Wish me luck. If you hear me weeping from my backyard you'll know it's gone horribly wrong. I may end up back at my comfort zone with my sewing machines.

Saturday, April 23, 2011

Dealing With The Death of a Pet

We lost a pet this week, our rabbit, Bunbun. This is a first that Joey has been able to understand what was happening. Kate is still too young at 2 and a half, to really get it.

Bunbun was probably about 7.5 years old. I adopted him from a local animal shelter 6 and a half years ago and they estimated his age at right around a year old; someone's Easter bunny that was soon neglected once the novelty wore off. He was an English Lop that had a load of personality and a nibble taken out of one ear where a bunny in another cage at the shelter took a territorial chunk out of it. It gave him character.


As soon as I found him laying peacefully on his side I had to decide how to proceed with the kids. I called my husband and then pulled Joey over to talk to him. Kids will amaze you every day and this day was no different.

I told him Bunbun had died and watched as the words sunk in and the tears came up in his eyes. I held him as he cried. Then he stood up and looked at me and said he was glad that Bunbun was dead. Honestly, this statement took me aback. I asked why and he explained that now Bunbun got to be in heaven and it was better than here. Big stuff for a 6 year old. A friend of mine passed away a few months ago and he asked me if maybe Patti was taking care of Bunbun now and I said I thought that was very possible.

We are a family that will always have pets so death is something that will be dealt with time and time again with them. Death is part of life and I don't want to hide it from my children. I hope I was able to let Joey deal with the experience in his own way.

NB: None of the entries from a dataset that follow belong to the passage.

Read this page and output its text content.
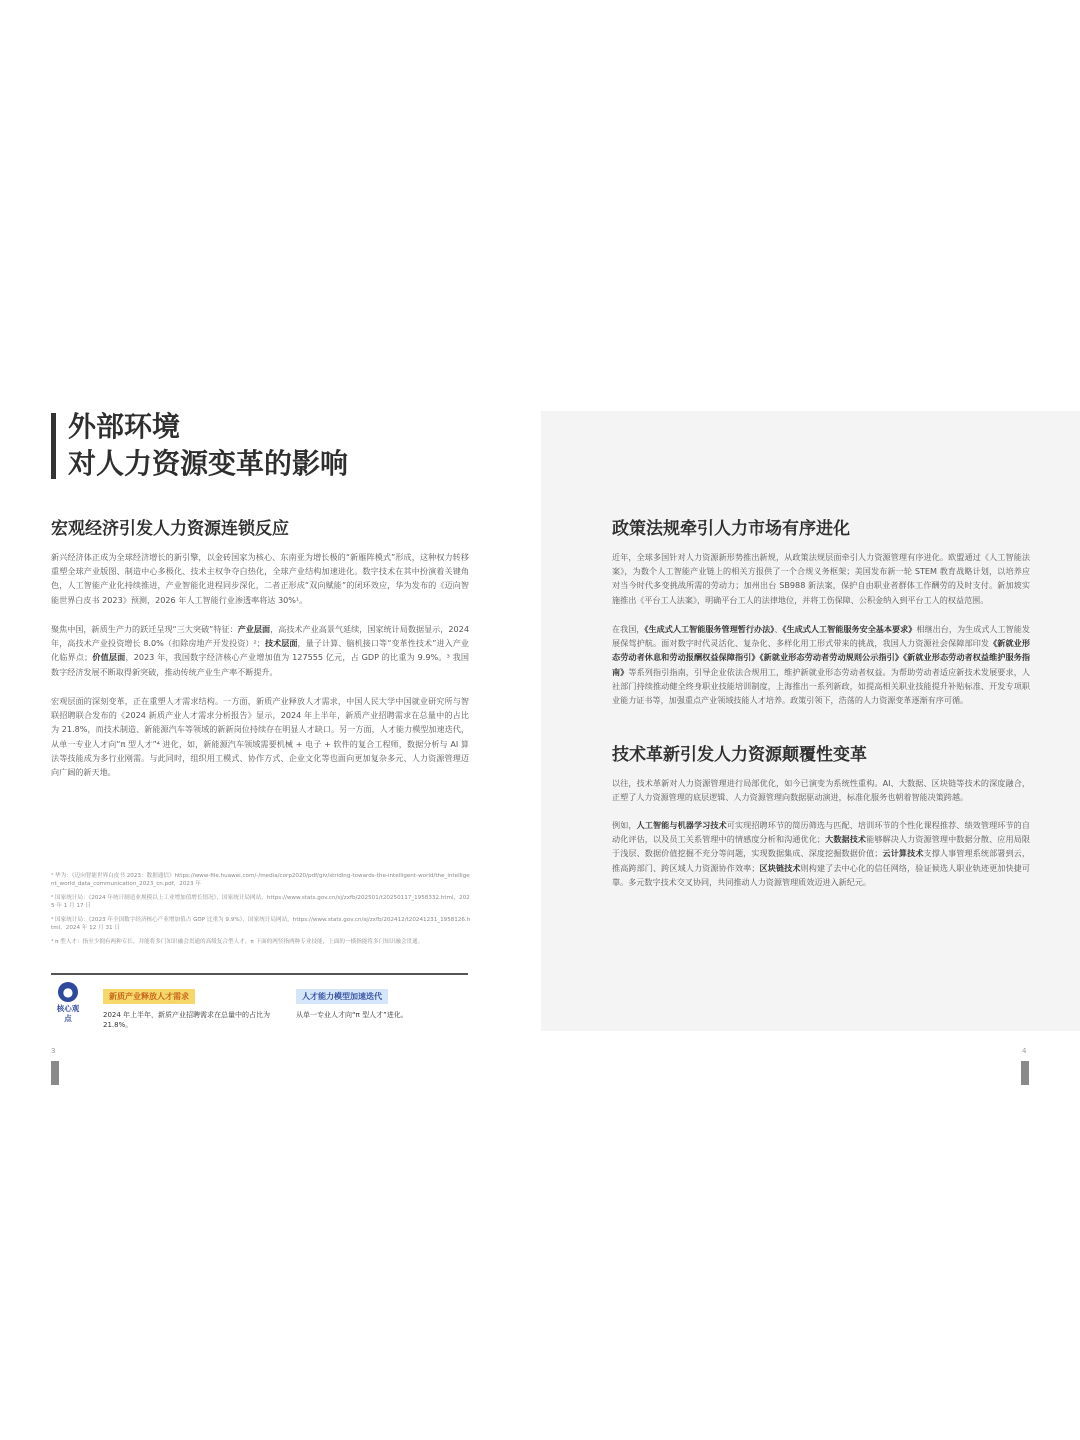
外部环境
对人力资源变革的影响
宏观经济引发人力资源连锁反应

新兴经济体正成为全球经济增长的新引擎，以金砖国家为核心、东南亚为增长极的“新雁阵模式”形成，这种权力转移重塑全球产业版图、制造中心多极化、技术主权争夺白热化，全球产业结构加速进化。数字技术在其中扮演着关键角色，人工智能产业化持续推进，产业智能化进程同步深化，二者正形成“双向赋能”的闭环效应，华为发布的《迈向智能世界白皮书 2023》预测，2026 年人工智能行业渗透率将达 30%¹。

聚焦中国，新质生产力的跃迁呈现“三大突破”特征：产业层面，高技术产业高景气延续，国家统计局数据显示，2024 年，高技术产业投资增长 8.0%（扣除房地产开发投资）²；技术层面，量子计算、脑机接口等“变革性技术”进入产业化临界点；价值层面，2023 年，我国数字经济核心产业增加值为 127555 亿元，占 GDP 的比重为 9.9%。³ 我国数字经济发展不断取得新突破，推动传统产业生产率不断提升。

宏观层面的深刻变革，正在重塑人才需求结构。一方面，新质产业释放人才需求，中国人民大学中国就业研究所与智联招聘联合发布的《2024 新质产业人才需求分析报告》显示，2024 年上半年，新质产业招聘需求在总量中的占比为 21.8%，而技术制造、新能源汽车等领域的新新岗位持续存在明显人才缺口。另一方面，人才能力模型加速迭代，从单一专业人才向“π 型人才”⁴ 进化，如，新能源汽车领域需要机械 + 电子 + 软件的复合工程师，数据分析与 AI 算法等技能成为多行业刚需。与此同时，组织用工模式、协作方式、企业文化等也面向更加复杂多元、人力资源管理迈向广阔的新天地。

¹ 华为：《迈向智能世界白皮书 2023：数据通信》https://www-file.huawei.com/-/media/corp2020/pdf/giv/striding-towards-the-intelligent-world/the_intelligent_world_data_communication_2023_cn.pdf，2023 年

² 国家统计局：《2024 年统计制造业规模以上工业增加值增长情况》，国家统计局网站，https://www.stats.gov.cn/sj/zxfb/202501/t20250117_1958332.html，2025 年 1 月 17 日

³ 国家统计局：《2023 年全国数字经济核心产业增加值占 GDP 比重为 9.9%》，国家统计局网站，https://www.stats.gov.cn/sj/zxfb/202412/t20241231_1958126.html，2024 年 12 月 31 日

⁴ π 型人才：指至少拥有两种专长，并能将多门知识融会贯通的高级复合型人才。π 下面的两竖指两种专业技能，上面的一横指能将多门知识融会贯通。

●
核心观点
新质产业释放人才需求
2024 年上半年，新质产业招聘需求在总量中的占比为 21.8%。
人才能力模型加速迭代
从单一专业人才向“π 型人才”进化。
3
政策法规牵引人力市场有序进化

近年，全球多国针对人力资源新形势推出新规，从政策法规层面牵引人力资源管理有序进化。欧盟通过《人工智能法案》，为数个人工智能产业链上的相关方报供了一个合规义务框架；美国发布新一轮 STEM 教育战略计划，以培养应对当今时代多变挑战所需的劳动力；加州出台 SB988 新法案，保护自由职业者群体工作酬劳的及时支付。新加坡实施推出《平台工人法案》，明确平台工人的法律地位，并将工伤保障、公积金纳入到平台工人的权益范围。

在我国，《生成式人工智能服务管理暂行办法》、《生成式人工智能服务安全基本要求》相继出台，为生成式人工智能发展保驾护航。面对数字时代灵活化、复杂化、多样化用工形式带来的挑战，我国人力资源社会保障部印发《新就业形态劳动者休息和劳动报酬权益保障指引》《新就业形态劳动者劳动规则公示指引》《新就业形态劳动者权益维护服务指南》等系列指引指南，引导企业依法合规用工，维护新就业形态劳动者权益。为帮助劳动者适应新技术发展要求，人社部门持续推动健全终身职业技能培训制度，上海推出一系列新政，如提高相关职业技能提升补贴标准、开发专项职业能力证书等，加强重点产业领域技能人才培养。政策引领下，浩荡的人力资源变革逐渐有序可循。

技术革新引发人力资源颠覆性变革

以往，技术革新对人力资源管理进行局部优化，如今已演变为系统性重构。AI、大数据、区块链等技术的深度融合，正塑了人力资源管理的底层逻辑、人力资源管理向数据驱动演进，标准化服务也朝着智能决策跨越。

例如，人工智能与机器学习技术可实现招聘环节的简历筛选与匹配、培训环节的个性化课程推荐、绩效管理环节的自动化评估，以及员工关系管理中的情感度分析和沟通优化；大数据技术能够解决人力资源管理中数据分散、应用局限于浅层、数据价值挖掘不充分等问题，实现数据集成、深度挖掘数据价值；云计算技术支撑人事管理系统部署到云，推高跨部门、跨区域人力资源协作效率；区块链技术则构建了去中心化的信任网络，验证候选人职业轨迹更加快捷可靠。多元数字技术交叉协同，共同推动人力资源管理质效迈进入新纪元。

4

I gave him the information and was here for comfort but he has to grieve and process in his own personal way.

We buried him out in the yard in a flower bed where we can plants some flowers for him soon and Joey can visit with him. He made him a grave marker and put a couple of his toys down in the dirt and mulch. I slept with Joey that night and held him and calmed him every time he woke up upset. It was most possibly the worst week for a pet rabbit to die - right before Easter with rabbits everywhere. The rawness of the wound getting picked at every time we see one in a flyer or decoration.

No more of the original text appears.